The first thing she noticed upon waking up was that she wasn’t dead. The second was that her leg remained broken, signified by her health refusing to go above four hundred out of four hundred and sixty. Blinking away the bleariness and banishing the ache that came with sleeping with her back to a sheer rock cliff Alice, stared at the remains of yesterday’s dinner, quickly devouring them shortly thereafter.

The fire had died not so long ago as embers still danced upon blackened branches now turned coals, the residual heat of the campfire still lingering there. Softly smiling, Alice leaned forwards and rubbed her hands above the dying embers, trying to gather as much heat as she could. The weather inside the cavern wasn’t too hot nor too cold, but a mildly unpleasant middle ground. The heat helped her wake up and banish away the feeling.

She’d bet her life on fire scaring away anything that may have wanted to crack her open and munch on her insides, and she had been right to do so, apparently.

Closing her eyes, she paid attention to the background noises she had tuned out yesterday in favour of a complete focus on the fight against the Irongrip Tarantula. Strange chirps, squeaks, shrill screams and a myriad of other strange sounds populated the entirety of the Dusk Forest, as she wanted to call it for its tendency to only have trees either a shade of blue or purple.

With an exasperated sigh, she stopped procrastinating and actually paid attention to the thing she had resolved to do once she woke up and found her leg was still broken — even if a lot less sore than yesterday.

Alice delved into her core and immediately afterwards stepped outside of it, noticing how her awareness of her surroundings was essentially nil once she had even half a step within her soulspace.

Frowning, Alice looked at her leg intensely, trying to discern with subtle muscle twitches if she could make the trip inside the caverns with it non-functional. A quick stab of mild pain when a muscle grazed something it shouldn’t told her that no, she couldn’t. Not if she didn’t want to have to fight standing on a single leg as some unknowable thing tried to take her head off.

Better not.

With a grimace, she slowed down her breathing, wracking her brain in search of an answer. Well, not an answer per se, but a working solution. The simple and most likely correct answer to her issue would be to simply try and cook up a spell that could take the load bearing from her leg unto itself, without exerting her Ether or the leg itself too much. She didn’t want to make the injury worse, and if she ran completely out of Ether it’d be game over, functioning leg or not.

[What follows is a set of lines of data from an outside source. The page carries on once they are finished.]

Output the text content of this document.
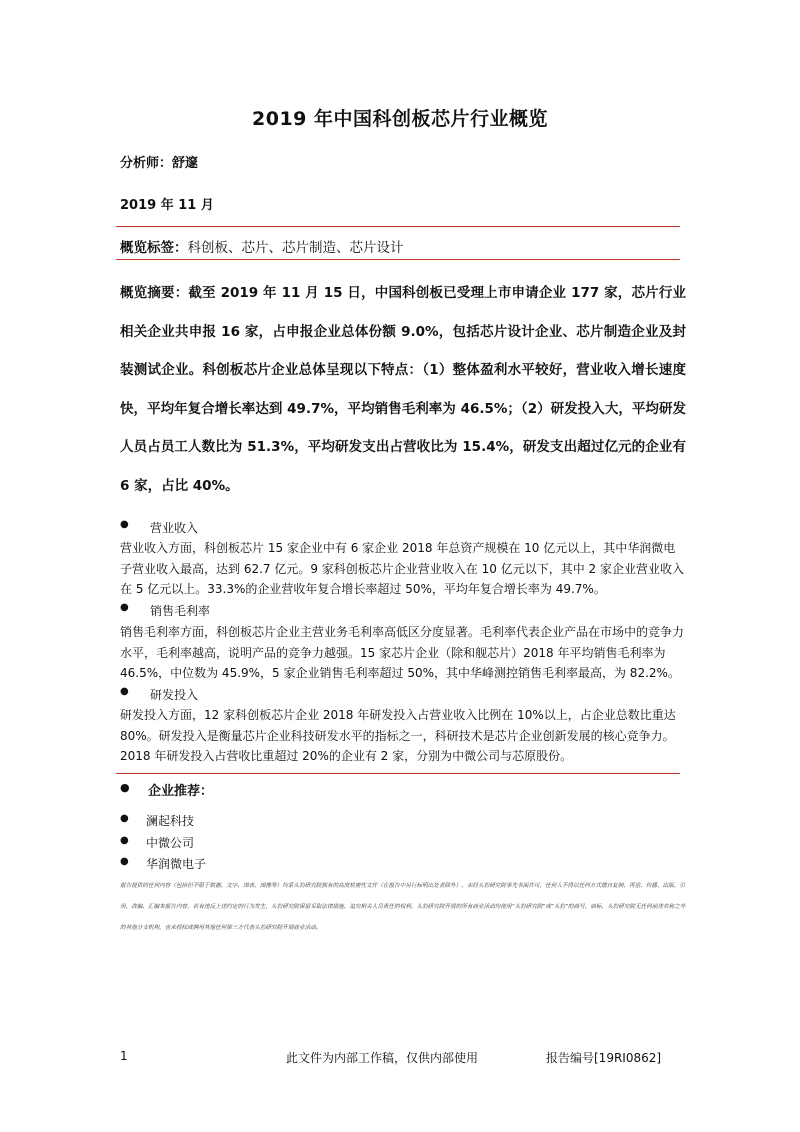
2019 年中国科创板芯片行业概览
分析师：舒邃
2019 年 11 月
概览标签：科创板、芯片、芯片制造、芯片设计
概览摘要：截至 2019 年 11 月 15 日，中国科创板已受理上市申请企业 177 家，芯片行业相关企业共申报 16 家，占申报企业总体份额 9.0%，包括芯片设计企业、芯片制造企业及封装测试企业。科创板芯片企业总体呈现以下特点：（1）整体盈利水平较好，营业收入增长速度快，平均年复合增长率达到 49.7%，平均销售毛利率为 46.5%；（2）研发投入大，平均研发人员占员工人数比为 51.3%，平均研发支出占营收比为 15.4%，研发支出超过亿元的企业有 6 家，占比 40%。
● 营业收入
营业收入方面，科创板芯片 15 家企业中有 6 家企业 2018 年总资产规模在 10 亿元以上，其中华润微电子营业收入最高，达到 62.7 亿元。9 家科创板芯片企业营业收入在 10 亿元以下，其中 2 家企业营业收入在 5 亿元以上。33.3%的企业营收年复合增长率超过 50%，平均年复合增长率为 49.7%。
● 销售毛利率
销售毛利率方面，科创板芯片企业主营业务毛利率高低区分度显著。毛利率代表企业产品在市场中的竞争力水平，毛利率越高，说明产品的竞争力越强。15 家芯片企业（除和舰芯片）2018 年平均销售毛利率为 46.5%，中位数为 45.9%，5 家企业销售毛利率超过 50%，其中华峰测控销售毛利率最高，为 82.2%。
● 研发投入
研发投入方面，12 家科创板芯片企业 2018 年研发投入占营业收入比例在 10%以上，占企业总数比重达 80%。研发投入是衡量芯片企业科技研发水平的指标之一，科研技术是芯片企业创新发展的核心竞争力。2018 年研发投入占营收比重超过 20%的企业有 2 家，分别为中微公司与芯原股份。
● 企业推荐：
● 澜起科技
● 中微公司
● 华润微电子
报告提供的任何内容（包括但不限于数据、文字、图表、图像等）均系头豹研究院独有的高度机密性文件（在报告中另行标明出处者除外）。未经头豹研究院事先书面许可，任何人不得以任何方式擅自复制、再造、传播、出版、引用、改编、汇编本报告内容，若有违反上述约定的行为发生，头豹研究院保留采取法律措施、追究相关人员责任的权利。头豹研究院开展的所有商业活动均使用“头豹研究院”或“头豹”的商号、商标，头豹研究院无任何前述名称之外的其他分支机构，也未授权或聘用其他任何第三方代表头豹研究院开展商业活动。
1	此文件为内部工作稿，仅供内部使用	报告编号[19RI0862]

The issue was that she had absolutely no idea about how she could get around making such a spell. Her first instinct was to completely numb her leg to any kind of stimulus that could be considered pain, but in retrospect, she ran the risk of completely destroying her nerves or having her femur pierce her leg from the side and actually kill her from the massive bleed it’d cause.

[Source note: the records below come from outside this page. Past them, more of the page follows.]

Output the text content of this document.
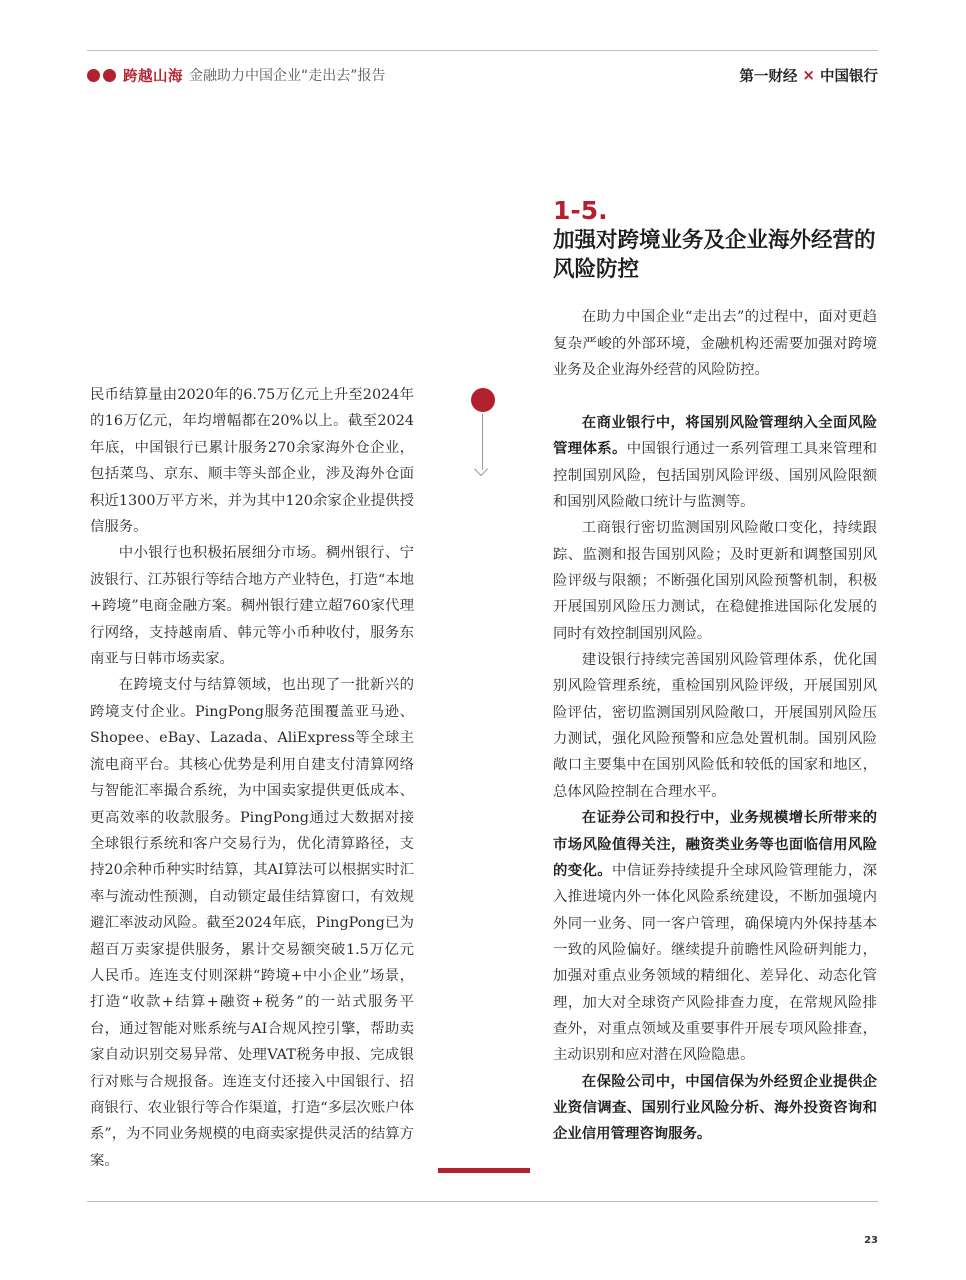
跨越山海 金融助力中国企业“走出去”报告	第一财经 × 中国银行
1-5.
加强对跨境业务及企业海外经营的风险防控

民币结算量由2020年的6.75万亿元上升至2024年的16万亿元，年均增幅都在20%以上。截至2024年底，中国银行已累计服务270余家海外仓企业，包括菜鸟、京东、顺丰等头部企业，涉及海外仓面积近1300万平方米，并为其中120余家企业提供授信服务。

中小银行也积极拓展细分市场。稠州银行、宁波银行、江苏银行等结合地方产业特色，打造“本地+跨境”电商金融方案。稠州银行建立超760家代理行网络，支持越南盾、韩元等小币种收付，服务东南亚与日韩市场卖家。

在跨境支付与结算领域，也出现了一批新兴的跨境支付企业。PingPong服务范围覆盖亚马逊、Shopee、eBay、Lazada、AliExpress等全球主流电商平台。其核心优势是利用自建支付清算网络与智能汇率撮合系统，为中国卖家提供更低成本、更高效率的收款服务。PingPong通过大数据对接全球银行系统和客户交易行为，优化清算路径，支持20余种币种实时结算，其AI算法可以根据实时汇率与流动性预测，自动锁定最佳结算窗口，有效规避汇率波动风险。截至2024年底，PingPong已为超百万卖家提供服务，累计交易额突破1.5万亿元人民币。连连支付则深耕“跨境+中小企业”场景，打造“收款+结算+融资+税务”的一站式服务平台，通过智能对账系统与AI合规风控引擎，帮助卖家自动识别交易异常、处理VAT税务申报、完成银行对账与合规报备。连连支付还接入中国银行、招商银行、农业银行等合作渠道，打造“多层次账户体系”，为不同业务规模的电商卖家提供灵活的结算方案。

在助力中国企业“走出去”的过程中，面对更趋复杂严峻的外部环境，金融机构还需要加强对跨境业务及企业海外经营的风险防控。

在商业银行中，将国别风险管理纳入全面风险管理体系。中国银行通过一系列管理工具来管理和控制国别风险，包括国别风险评级、国别风险限额和国别风险敞口统计与监测等。

工商银行密切监测国别风险敞口变化，持续跟踪、监测和报告国别风险；及时更新和调整国别风险评级与限额；不断强化国别风险预警机制，积极开展国别风险压力测试，在稳健推进国际化发展的同时有效控制国别风险。

建设银行持续完善国别风险管理体系，优化国别风险管理系统，重检国别风险评级，开展国别风险评估，密切监测国别风险敞口，开展国别风险压力测试，强化风险预警和应急处置机制。国别风险敞口主要集中在国别风险低和较低的国家和地区，总体风险控制在合理水平。

在证券公司和投行中，业务规模增长所带来的市场风险值得关注，融资类业务等也面临信用风险的变化。中信证券持续提升全球风险管理能力，深入推进境内外一体化风险系统建设，不断加强境内外同一业务、同一客户管理，确保境内外保持基本一致的风险偏好。继续提升前瞻性风险研判能力，加强对重点业务领域的精细化、差异化、动态化管理，加大对全球资产风险排查力度，在常规风险排查外，对重点领域及重要事件开展专项风险排查，主动识别和应对潜在风险隐患。

在保险公司中，中国信保为外经贸企业提供企业资信调查、国别行业风险分析、海外投资咨询和企业信用管理咨询服务。

23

Discarding the idea, she came back to the original one that’d accrued to her as she hopped her way across the forest and towards where she lay resting now. Maybe she could come up with some kind of harness with [Oppress] as the base but without the jagged edges and the cursed wounds part.

Gritting her teeth, she started to cast [Oppress] but stopped halfway through, her Ether still in a state where it could be molded.

Submerging herself in her Ether, she navigated the carmine current that made up her spell as it pressed against her core and body from the inside, almost as if begging for release.

Embracing the agony that her magic provided her each time she dove into its depths she wrestled with the spell itself as it ferociously refused to budge from its original purpose.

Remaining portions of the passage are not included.